16.06.2009

En 2008, Nicolas Sarkozy a effectué à peu près huit fois le tour de la Terre.

A l'heure où les résultats d'Europe Ecologie ramène le grenelle de l'environnement sur la table, le Président se pose en héraut des énergies renouvelables. « Nous allons devenir leader des énergies «décarbonées» de demain, sans rien abandonner de ce que nous avons comme avance sur le nucléaire ».

il y a quelques mois, le magazine terra Economica calculait le bilan carbone des déplacements du président de la République, c'est-à-dire les émissions de CO2 ainsi dégagées, depuis le Grenelle de l'environnement en octobre 2007.

Celui ci équivaut  à celui de 1.000 Français pendant un an, selon les calculs du magazine Terre Economica soit l'équivalent du village de Monbazillac (24) et on ne parle bien entendu que des dépalcements.

Ce bilan risque d'exploser cette année : avec le nouvel A330-300 commandé par la présidence pour ses longs courriers, elle va doubler ses émissions en vol. Si l'A330-300 avait été utilisé sur les 300.000 kilomètres de l'année dernière, il aurait émis 13.956 tonnes équivalent CO2 contre 7.061.

Le député PS, René Dosière  dans le cadre de son anlyse du budget de l'Elysée pointe la hausse de 25 % des dépenses de déplacement.  

Allez Monsieur le Président , faites un geste pour la planète, surtout que c'est avec notre argent que vous voyagez.

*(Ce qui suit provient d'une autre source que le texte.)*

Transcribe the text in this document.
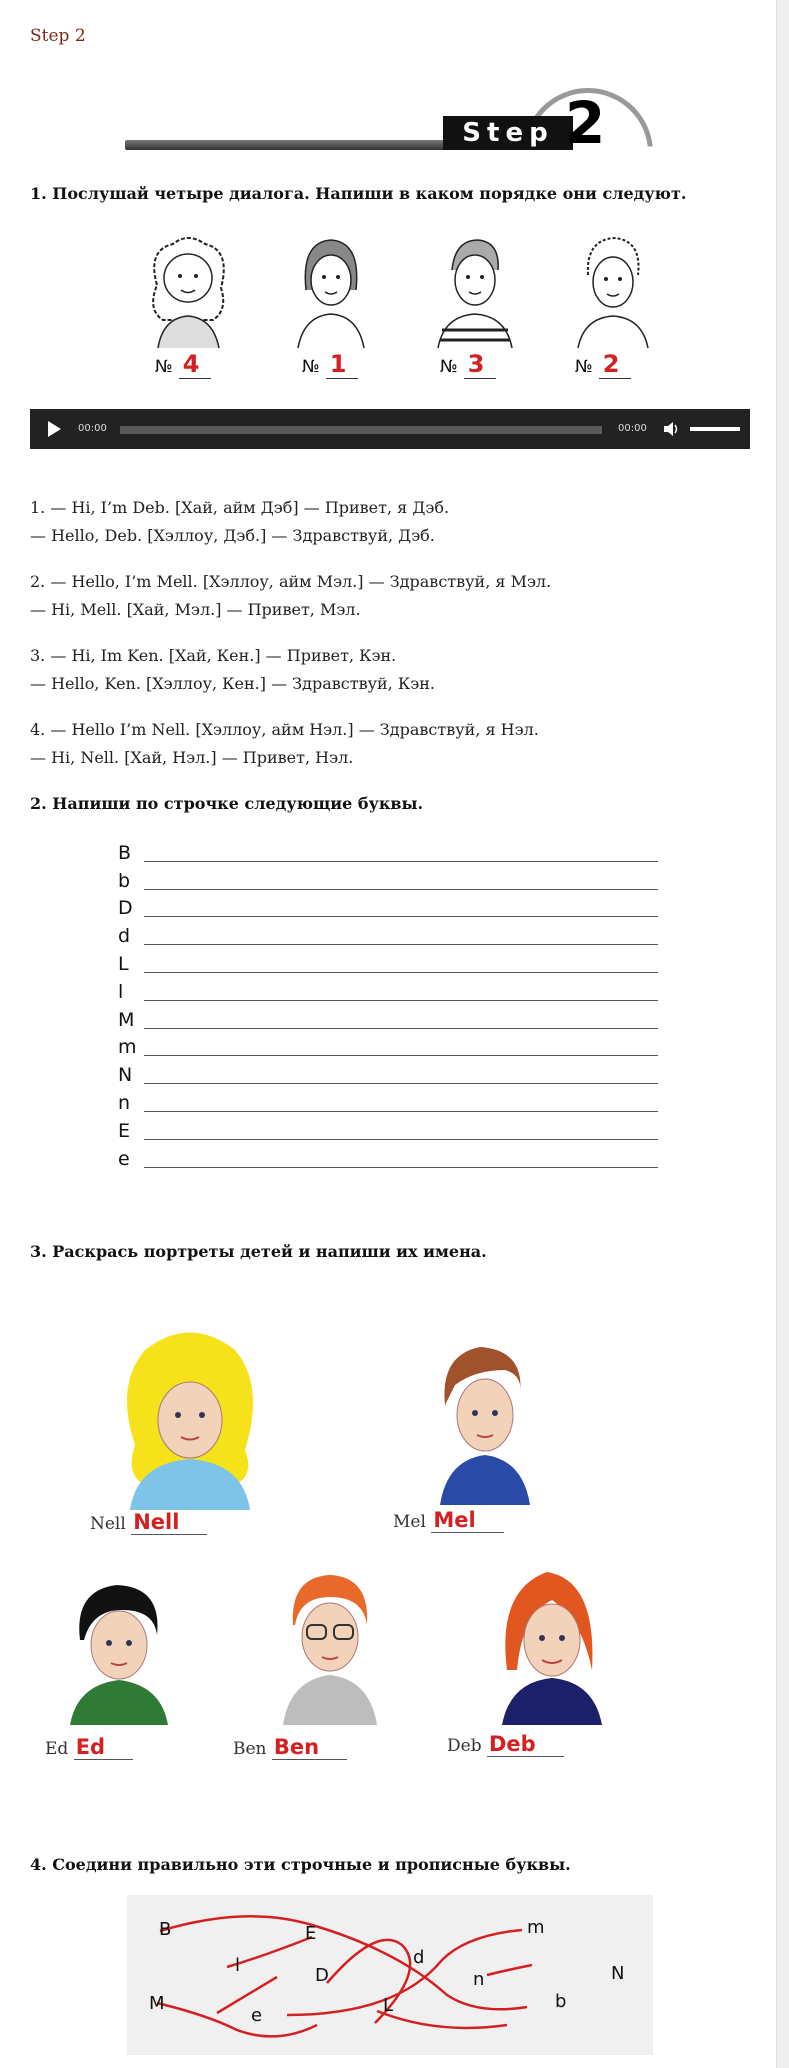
Step 2
Step 2
1. Послушай четыре диалога. Напиши в каком порядке они следуют.
№ 4	№ 1	№ 3	№ 2
00:00	00:00
1. — Hi, I’m Deb. [Хай, айм Дэб] — Привет, я Дэб.
— Hello, Deb. [Хэллоу, Дэб.] — Здравствуй, Дэб.
2. — Hello, I’m Mell. [Хэллоу, айм Мэл.] — Здравствуй, я Мэл.
— Hi, Mell. [Хай, Мэл.] — Привет, Мэл.
3. — Hi, Im Ken. [Хай, Кен.] — Привет, Кэн.
— Hello, Ken. [Хэллоу, Кен.] — Здравствуй, Кэн.
4. — Hello I’m Nell. [Хэллоу, айм Нэл.] — Здравствуй, я Нэл.
— Hi, Nell. [Хай, Нэл.] — Привет, Нэл.
2. Напиши по строчке следующие буквы.
B
b
D
d
L
l
M
m
N
n
E
e
3. Раскрась портреты детей и напиши их имена.
Nell Nell	Mel Mel
Ed Ed	Ben Ben	Deb Deb
4. Соедини правильно эти строчные и прописные буквы.
B	E	m
l	D
d
N
n
M
e	L	b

Sérieusement on attend avec impatience le projet de Contribution Climat Energie  du mois de juillet 2009 ; sur la base d’un livre blanc, en espérant que le Président en tirera toutes les conséquences en tant que "valeur d'exemple".

 

15.06.2009

courcircuitez EDF, faites le choix de votre énergie

sociétaire depuis 2 ans de cette coopérative, je ne peux que vous inciter à faire le même choix. pour une fpis que la déreglementation va dans le bon sens , on aurait tort de s'en priver.

Cédric Dawny

http://www.leparisien.fr/societe/j-ai-choisi-un-fournisse...

http://www.enercoop.fr/

 

08.06.2009

La bonne conscience ne s’achète pas

L’économie solidaire dont fait partie le commerce équitable est une composante essentiel des rapports économiques à Paris. Le commerce équitable doit se décliner tant au niveau local qu’international. Le respect des travailleurs et petits producteurs doit être universel et la notion de garantir un minimum vital et social  doit s’appliquer à  l’ensemble des travailleurs et paysans de la planète. La bonne conscience ne s’achète pas comme un paquet de café équitable. Si depuis des années, certains d’entre nous politisent leurs achats en privilégiant les produits éthiques, il est important que le commerce équitable se démocratise et puisse ouvrir son marché aux personnes à  plus faibles revenus. Cette démarche d’achat ne doit plus être minoritaire mais doit se généraliser à l’ensemble de la population. Le consommateur doit pouvoir choisir sans que son portefeuille soit une entrave à ses convictions.

 

Notre rôle est de promouvoir toutes les idées progressistes et respectueuses de notre environnement ainsi que de veiller aux droits fondamentaux qui régissent notre quotidien. C’est pourquoi, il nous a semblé important d’organiser des événements autour de cette thématique afin de sensibiliser et d’informer au mieux les habitants et les futurs citoyens aux enjeux du commerce équitable. Mais la mairie n’est pas en reste sur ce sujet puisque tout au long de la semaine, agents et fonctionnaires se sont succédés aux tables rondes et autres stands pour à leur tour s’informer et montrer leur engagement et attachement à  l’achat responsable et citoyen.

 

Les produits issus du commerce équitable sont généralement vendus plus chers que la moyenne des autres produits. Le consommateur qui en a les moyens contribue par son achat au soutien de l’économie solidaire qui fournit une alternative à la consommation dite classique.

 

Le consommateur achète plus qu’un produit, il soutient une action et rééquilibre à sa manière les rapports entre producteur et distributeur. Il donne un sens à son acte d’achat par une démarche volontaire et solidaire.

 

A ce propos, la grande distribution ne s’y est pas trompée puisque la plupart des enseignes proposent aujourd’hui en marque propre des produits issus du commerce équitable. Si il y a trente ans, le commerce équitable était une affaire de conviction, il devient de nos jours une question d’intérêt pour les grands groupes.

 

Le commerce équitable a de l’avenir, il faut néanmoins rester vigilant afin de  garantir son développement et ce de manière durable. Pour ce faire le consommateur doit devenir un véritable acteur de sa consommation et continuer  à veiller à la qualité des produits et leur mode de production et au respect du droit du travail.